„Antisemitismus – nicht mit uns!“: Kirche und Kölner Rat der Religionen zeigen Flagge

11. Oktober 2019; Hildegard Mathies

Köln. Am Tag nach dem Anschlag von Halle sind Trauer, Entsetzen und Erschütterung überall spürbar – aber auch Wut auf Menschen, die Hass verbreiten, sowie auf Gruppierungen und Parteien wie die AfD, die zu einem gesellschaftlichen Klima beitragen, in dem offener Antisemitismus wieder möglich geworden ist.

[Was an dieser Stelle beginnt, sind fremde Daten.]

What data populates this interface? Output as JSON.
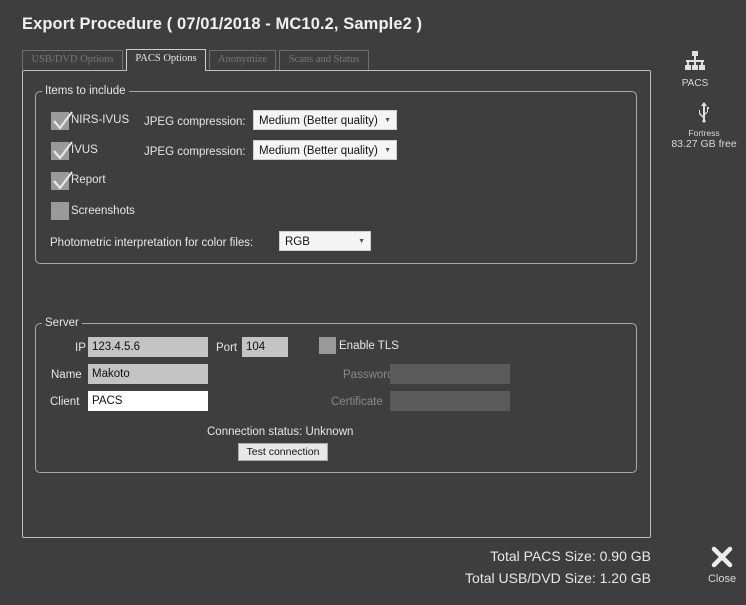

Bei einer Mahnwache am Abend vor dem Kölner Dom riefen zahlreiche Vertreter der jüdischen Gemeinde in Köln, aber auch von Bündnissen, Aktionsgruppen und aus der Politik dazu auf, dem Antisemitismus und Hass in Deutschland den Nährboden zu entziehen. Sie forderten ein klareres Engagement und Konsequenzen von der Politik.

Helge David Gilberg, stellvertretender Vorsitzender der Deutsch-Israelischen Gesellschaft Köln, sagte, es zerreiße ihm das Herz, dass Juden in der Bundesrepublik nicht mehr sicher seien. Es sei eine Schande, dass sieben Jahrzehnte nach dem Holocaust jüdische Mitbürgerinnen und Mitbürger Angst um Leib und Leben haben müssten. Aber die Angst dürfe nicht die Oberhand behalten – denn dann hätten die geistigen Brandstifter, Antisemiten und Täter gewonnen.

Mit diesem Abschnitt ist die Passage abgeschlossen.